Les conflits modernes ont du mal à donner naissance à de grandes oeuvres cinématographiques. En effet, la Seconde Guerre mondiale et la Guerre du Vietnam sont les derniers conflits - d'un point de vue américain - à avoir eu une dimension immédiatement tragique et cinégénique. A cette époque, on faisait encore la guerre de manière traditionnelle : on envoyait en masse de jeunes soldats, parfois des adolescents sortant tout juste du lycée, pour qu'ils aillent s'entretuer. Au tournant des années 1980, les pratiques guerrières ont évolué en tentant de donner une plus grande importance aux machines et à l'artillerie ultra-perfectionnée alors chargées de prendre la place des humains. Sam Mendes avait impeccablement parlé de ce sujet avec son Jarhead dans lequel de jeunes Américains, abreuvés des exploits de leurs valeureux pères vétérans du Vietnam et de leurs grands-pères ayant libéré l'Europe en transperçant le mur de l'Atlantique lors du Débarquement, partaient en Irak au début des années 1990 avec le secret désir d'avoir droit à leur propre guerre. "Malheureusement", le premier conflit irakien fut une guerre d'un genre nouveau au cours de laquelle l'on commença à reléguer les troupes à l'arrière, loin de ce front aussi romanesque que meurtrier. Pendant toute l'intrigue, le héros se retrouvait constamment frustré de ne pas pouvoir utiliser son arme afin d'abattre un ennemi car toutes les attaques ne se faisaient plus que par avions, drônes ou missiles téléguidés.

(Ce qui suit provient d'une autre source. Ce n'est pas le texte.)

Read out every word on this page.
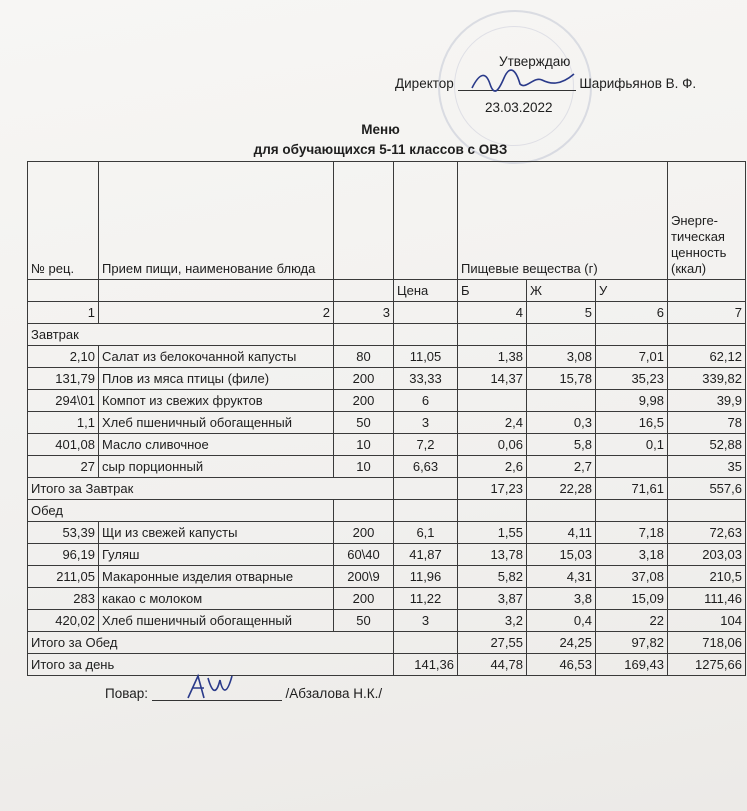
Утверждаю
Директор	Шарифьянов В. Ф.
23.03.2022
Меню
для обучающихся 5-11 классов с ОВЗ
№ рец.	Прием пищи, наименование блюда			Пищевые вещества (г)			Энерге-тическая ценность (ккал)
			Цена	Б	Ж	У	
1	2	3		4	5	6	7
Завтрак							
2,10	Салат из белокочанной капусты	80	11,05	1,38	3,08	7,01	62,12
131,79	Плов из мяса птицы (филе)	200	33,33	14,37	15,78	35,23	339,82
294\01	Компот из свежих фруктов	200	6			9,98	39,9
1,1	Хлеб пшеничный обогащенный	50	3	2,4	0,3	16,5	78
401,08	Масло сливочное	10	7,2	0,06	5,8	0,1	52,88
27	сыр порционный	10	6,63	2,6	2,7		35
Итого за Завтрак				17,23	22,28	71,61	557,6
Обед							
53,39	Щи из свежей капусты	200	6,1	1,55	4,11	7,18	72,63
96,19	Гуляш	60\40	41,87	13,78	15,03	3,18	203,03
211,05	Макаронные изделия отварные	200\9	11,96	5,82	4,31	37,08	210,5
283	какао с молоком	200	11,22	3,87	3,8	15,09	111,46
420,02	Хлеб пшеничный обогащенный	50	3	3,2	0,4	22	104
Итого за Обед				27,55	24,25	97,82	718,06
Итого за день			141,36	44,78	46,53	169,43	1275,66
Повар:	/Абзалова Н.К./
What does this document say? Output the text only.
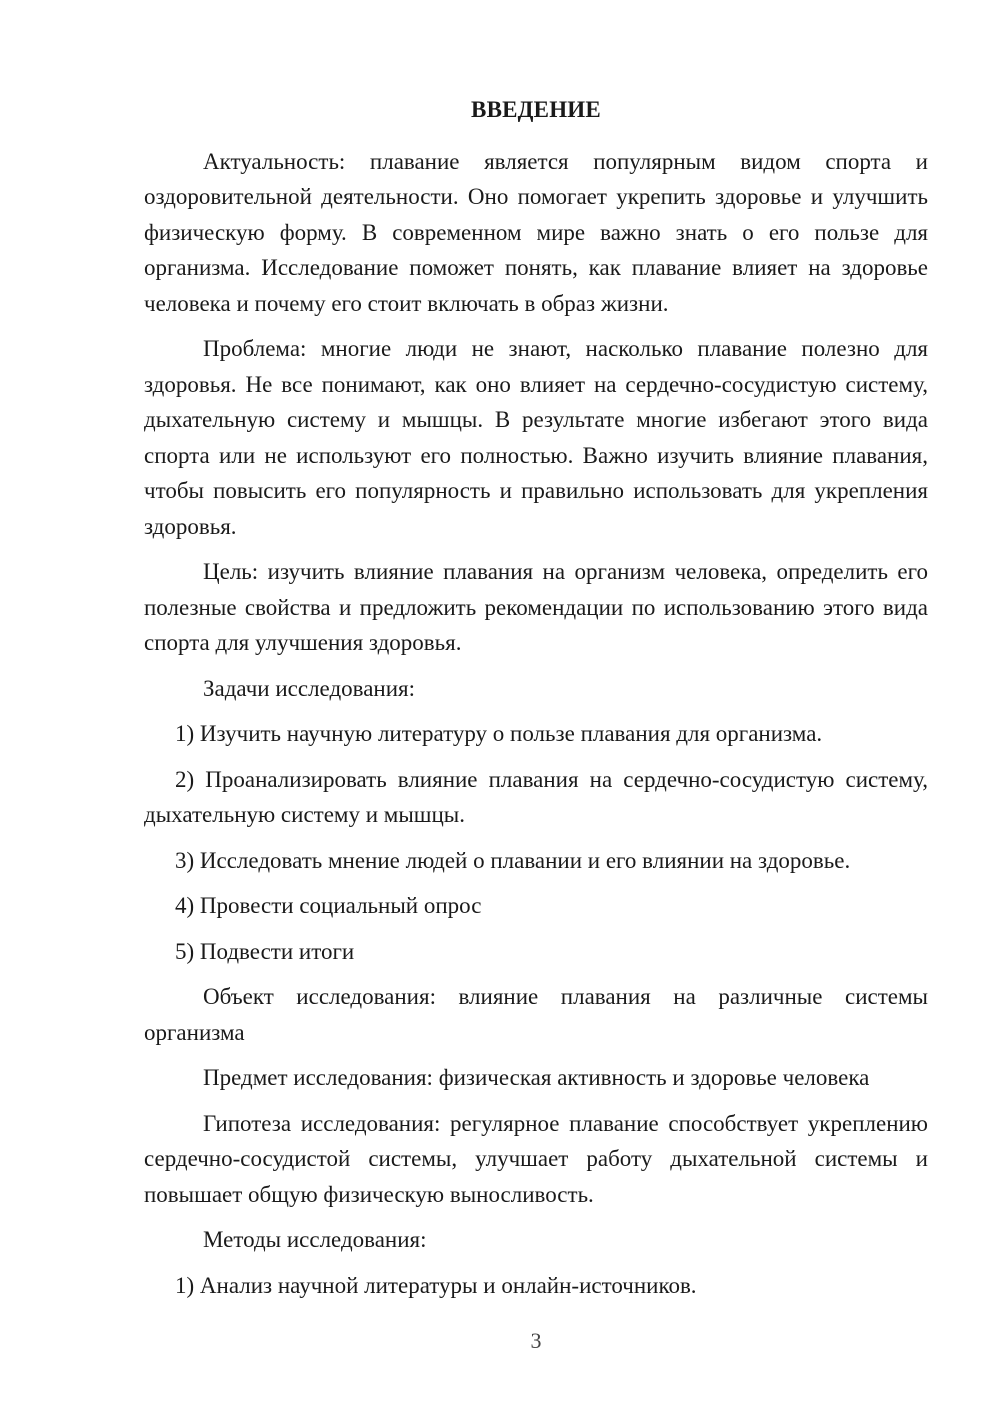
ВВЕДЕНИЕ

Актуальность: плавание является популярным видом спорта и оздоровительной деятельности. Оно помогает укрепить здоровье и улучшить физическую форму. В современном мире важно знать о его пользе для организма. Исследование поможет понять, как плавание влияет на здоровье человека и почему его стоит включать в образ жизни.

Проблема: многие люди не знают, насколько плавание полезно для здоровья. Не все понимают, как оно влияет на сердечно-сосудистую систему, дыхательную систему и мышцы. В результате многие избегают этого вида спорта или не используют его полностью. Важно изучить влияние плавания, чтобы повысить его популярность и правильно использовать для укрепления здоровья.

Цель: изучить влияние плавания на организм человека, определить его полезные свойства и предложить рекомендации по использованию этого вида спорта для улучшения здоровья.

Задачи исследования:

1) Изучить научную литературу о пользе плавания для организма.

2) Проанализировать влияние плавания на сердечно-сосудистую систему, дыхательную систему и мышцы.

3) Исследовать мнение людей о плавании и его влиянии на здоровье.

4) Провести социальный опрос

5) Подвести итоги

Объект исследования: влияние плавания на различные системы организма

Предмет исследования: физическая активность и здоровье человека

Гипотеза исследования: регулярное плавание способствует укреплению сердечно-сосудистой системы, улучшает работу дыхательной системы и повышает общую физическую выносливость.

Методы исследования:

1) Анализ научной литературы и онлайн-источников.

3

Comment représenter de tels conflits "déshumaninés" - quelle expression paradoxale ! - de manière cinématographique ? Comment retrouver ce drame qui touchait les soldats embourbés et perdus dans un territoire hostile si ces derniers sont dorénavant obligés de se retrancher dans des camps pendant que les armes de destruction massive executent le sale boulot ? En gros, où est le spectaculaire et l'émotion hypertrophiée que l'on retrouvaient dans tous les longs métrages mettant en scène la "World War II" ou le conflit vietnamien et qui semblent absents de ces guerres modernes ? En cela, des oeuvres comme le Démineurs de Kathryn Bigelow sont passionnantes puisqu'elles montrent que les temps ont changé et se retrouvent ainsi à moderniser, indépendamment de leur volonté, le genre du film de guerre - genre codifié s'il en est. Mais ces dernières n'obtiennent pas le même succès populaire que Le Pont de la Rivière Kwaï, Platoon ou Il faut sauver le soldat Ryan. Jusqu'au Vietnam, la guerre était une boucherie de masse dans laquelle les hommes se salissaient directement les mains au milieu d'un enfer pyrotechnique sidérant. Le calvaire était immédiatement palpable et prenait une dimension dantesque et spectaculaire qui impressionnait autant qu'elle sidérait et bouleversait. Avec les conflits irakiens ou afghans, les assauts sont plus sporadiques, les contacts "humains" entre les adversaires sont extrêmement limités et s'apparentent davantage à un long cache-cache stratégique qu'à un massacre aux allures de purgatoire.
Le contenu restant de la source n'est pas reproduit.